By irradiating the inspection target wire with light, the reflected light is separated by a spectroscope, and based on the reflectance of each wavelength after the splitting, based on the wire coating deterioration detection device that detects the degree of deterioration of the inspection target wire. So,
A reflectance ratio between a reflectance of a first wavelength band correlated with the degree of deterioration of the inspection target wire and a reflectance of a second wavelength band complementary to the first wavelength band is obtained. A deterioration diagnostic unit for detecting the degree of deterioration of the inspection target wire based on the
The degradation diagnosis unit is a wire coating degradation detection device that, when determining the degradation degree, detects excessive contamination of the wire to be inspected based on reflectance in a wavelength band that is not affected by degradation. 2. The wire covering deterioration detecting device according to claim 1, wherein the deterioration diagnosis unit detects the excessive contamination based on the reflectance in the second wavelength band. 3. The deterioration diagnosis unit executes a process of detecting excessive contamination multiple times on one sample of the wire to be inspected based on the reflectance in a wavelength band not affected by the degradation, and the number of times of detecting excessive contamination is reduced.
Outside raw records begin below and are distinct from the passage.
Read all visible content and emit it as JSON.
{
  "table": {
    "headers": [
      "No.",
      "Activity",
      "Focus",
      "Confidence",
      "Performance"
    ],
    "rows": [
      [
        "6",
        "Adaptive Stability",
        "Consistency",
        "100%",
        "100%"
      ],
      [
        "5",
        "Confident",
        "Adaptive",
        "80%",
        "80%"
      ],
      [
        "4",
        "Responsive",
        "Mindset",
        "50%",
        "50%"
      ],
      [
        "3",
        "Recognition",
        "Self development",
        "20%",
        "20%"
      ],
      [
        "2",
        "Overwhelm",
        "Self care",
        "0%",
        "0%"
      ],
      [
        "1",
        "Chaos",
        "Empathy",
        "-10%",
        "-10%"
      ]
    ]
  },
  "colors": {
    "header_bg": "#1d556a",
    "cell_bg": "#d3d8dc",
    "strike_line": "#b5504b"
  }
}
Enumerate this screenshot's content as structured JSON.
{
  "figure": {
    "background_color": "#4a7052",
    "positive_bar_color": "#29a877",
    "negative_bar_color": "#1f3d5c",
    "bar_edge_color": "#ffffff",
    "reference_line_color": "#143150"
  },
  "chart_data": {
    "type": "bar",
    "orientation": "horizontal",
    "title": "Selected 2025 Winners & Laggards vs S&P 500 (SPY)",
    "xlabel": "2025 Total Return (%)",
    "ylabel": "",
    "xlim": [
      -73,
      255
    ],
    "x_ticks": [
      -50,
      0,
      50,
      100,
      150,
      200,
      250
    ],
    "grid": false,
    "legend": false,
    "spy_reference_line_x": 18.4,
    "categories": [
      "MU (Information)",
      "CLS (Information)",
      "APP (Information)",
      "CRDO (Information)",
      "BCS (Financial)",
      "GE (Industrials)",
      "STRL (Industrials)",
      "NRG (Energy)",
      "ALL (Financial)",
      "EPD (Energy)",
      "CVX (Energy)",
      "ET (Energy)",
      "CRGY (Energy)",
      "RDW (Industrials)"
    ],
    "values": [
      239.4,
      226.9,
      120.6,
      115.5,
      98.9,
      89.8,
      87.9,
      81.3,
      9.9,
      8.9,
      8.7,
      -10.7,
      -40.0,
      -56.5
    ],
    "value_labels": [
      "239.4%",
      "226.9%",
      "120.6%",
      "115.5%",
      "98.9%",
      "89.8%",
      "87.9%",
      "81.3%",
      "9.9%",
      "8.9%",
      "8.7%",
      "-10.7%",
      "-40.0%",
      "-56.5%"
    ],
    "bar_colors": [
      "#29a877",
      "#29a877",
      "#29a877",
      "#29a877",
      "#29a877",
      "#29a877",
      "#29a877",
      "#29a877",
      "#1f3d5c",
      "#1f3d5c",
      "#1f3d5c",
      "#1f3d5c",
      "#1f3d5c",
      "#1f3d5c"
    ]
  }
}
The wire covering deterioration detecting device according to claim 1 or 2, wherein the sample is judged to be excessively stained when the value exceeds a specified value. The degradation diagnosis unit, when it is determined that there is no excessive contamination on a sample of the electric wire as an inspection target, performs the determination of the degree of degradation on the sample. 2. The wire covering deterioration detecting device according to claim 1. By irradiating the inspection target wire with light, the reflected light is separated by a spectroscope, and based on the reflectance of each wavelength after the splitting, based on the wire coating deterioration detection method for detecting the degree of deterioration of the inspection target wire. So,
A reflectance ratio between a reflectance of a first wavelength band correlated with the degree of deterioration of the inspection target wire and a reflectance of a second wavelength band complementary to the first wavelength band is obtained. The wire for detecting the degree of deterioration of the wire to be inspected based on the reflectance of a wavelength band not affected by the deterioration when detecting the degree of deterioration of the wire to be inspected based on the reflectance. Coating deterioration detection method.